Blog

U.S. Personal Data Protection Acts Explained

Written by

Ashley Ferraro, Product

Reviewed by

Jan 14, 2025

•

Min Read

Protect Your Payments

In 2022, the U.S. Congress introduced the American Data Protection and Privacy Act (ADPPA)^[1], a proposed federal law designed as a personal data protection act similar to the EU’s GDPR or Canada’s PIPEDA. Even though the act wasn’t passed into law, its introduction highlights the pressing need for a unified approach to protecting personal data in the U.S.

In this guide, we’ll explore the legal circumstances surrounding data protection and privacy, as well as the ADPPA and its provisions. We’ll also introduce methods you can use to make your personal information more secure online.

Disclaimer: Information in this article is not intended to be legal advice or regulatory guidance. It is provided for general informational purposes only and should not be considered a substitute for actual legal counsel.

The Current State of Data Protection in the U.S.
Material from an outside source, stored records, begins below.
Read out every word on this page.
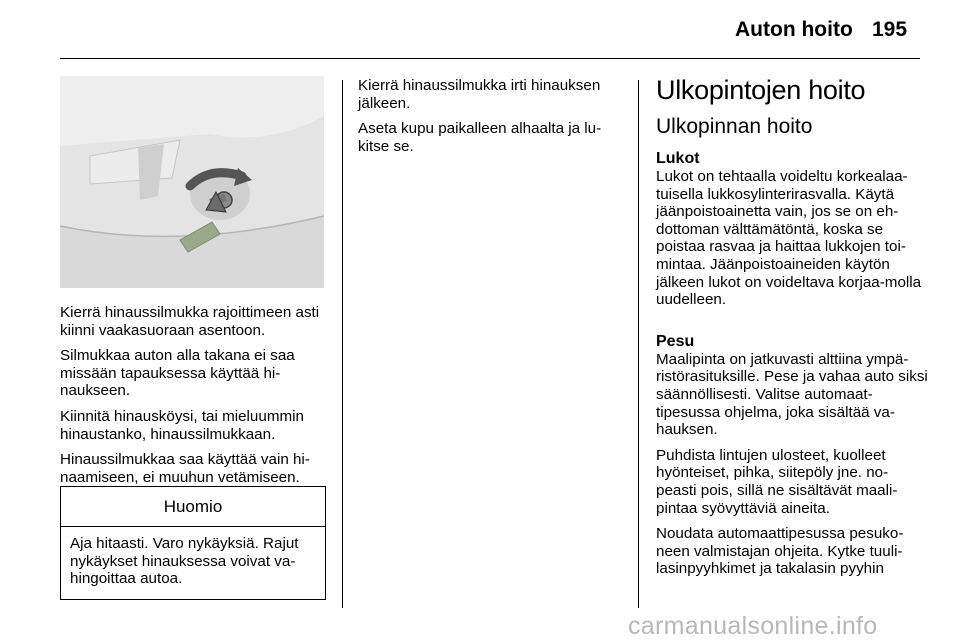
Auton hoito 195

Kierrä hinaussilmukka rajoittimeen asti kiinni vaakasuoraan asentoon.

Silmukkaa auton alla takana ei saa missään tapauksessa käyttää hi-naukseen.

Kiinnitä hinausköysi, tai mieluummin hinaustanko, hinaussilmukkaan.

Hinaussilmukkaa saa käyttää vain hi-naamiseen, ei muuhun vetämiseen.

Huomio
Aja hitaasti. Varo nykäyksiä. Rajut nykäykset hinauksessa voivat va-hingoittaa autoa.

Kierrä hinaussilmukka irti hinauksen jälkeen.

Aseta kupu paikalleen alhaalta ja lu-kitse se.

Ulkopintojen hoito
Ulkopinnan hoito
Lukot

Lukot on tehtaalla voideltu korkealaa-tuisella lukkosylinterirasvalla. Käytä jäänpoistoainetta vain, jos se on eh-dottoman välttämätöntä, koska se poistaa rasvaa ja haittaa lukkojen toi-mintaa. Jäänpoistoaineiden käytön jälkeen lukot on voideltava korjaa-molla uudelleen.

Pesu

Maalipinta on jatkuvasti alttiina ympä-ristörasituksille. Pese ja vahaa auto siksi säännöllisesti. Valitse automaat-tipesussa ohjelma, joka sisältää va-hauksen.

Puhdista lintujen ulosteet, kuolleet hyönteiset, pihka, siitepöly jne. no-peasti pois, sillä ne sisältävät maali-pintaa syövyttäviä aineita.

Noudata automaattipesussa pesuko-neen valmistajan ohjeita. Kytke tuuli-lasinpyyhkimet ja takalasin pyyhin

carmanualsonline.info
A close-up photo of a wooden judge’s gavel and two leather-bound books placed on a wooden surface — *Source:* *succo*

The U.S. has no comprehensive federal law regulating consumer data protection and privacy. Instead, your data privacy is protected by a patchwork of laws at the national level and, depending on the state you live in, state laws that might offer broader protections.

Federal Laws Protecting Personal Data

Several federal laws have provisions protecting data privacy. However, these provisions usually only apply to a certain type of data, industry, or context—they don’t offer blanket protection of all types of personal information whenever it’s gathered and processed.

These laws include:

Act	Description
Privacy Act of 1974^[2]	This law applies to federal agencies and governs how they collect, maintain, use, and disclose personal data. It also outlines individuals' rights to access and amend their records.
Health Insurance Profitability and Accountability Act (HIPAA)^[3]	HIPAA protects the privacy and security of an individual's medical information. It applies to healthcare providers, insurers, health plans, and healthcare clearinghouses, among others.
Gramm-Leach-Bliley Act (GLBA)^[4]	This act requires institutions in the financial sector to protect consumers' personal financial information and explain their data-sharing practices. It applies to banks, credit unions, insurance companies, and other financial institutions.
Children’s Online Privacy Protection Act (COPPA)^[5]	COPPA protects the online privacy of children under 13 years old. It requires operators of commercial websites and online services directed at children to get parental consent before collecting, using, or disclosing their personal information.
Fair Credit Reporting Act (FCRA)^[6]	FCRA regulates credit reporting agencies and protects the accuracy, fairness, and privacy of consumers' personal data in their credit reports. It gives individuals the right to access and dispute inaccurate or incomplete information.
Federal Trade Commission Act (FTC Act)^[7]	This act establishes the Federal Trade Commission (FTC) and gives it broad authority to regulate unfair or deceptive trade practices, including violations relating to data privacy.

State Privacy Laws

In addition to federal laws, individual states have their own data protection laws that apply within their borders. California pioneered this type of legislation with its California Consumer Privacy Act of 2018 (CCPA)^[8], which gave California residents four fundamental rights:

The right to know which of their personal information businesses collect and how they use it
The right to delete personal information collected on them
The right to opt out of the sale and sharing of personal information
The right to non-discrimination for exercising their rights
‍

CCPA was amended by the California Rights Privacy Act in 2020 to include additional rights, such as the right to correct inaccurate information and the right to limit the use and disclosure of sensitive personal information^[8].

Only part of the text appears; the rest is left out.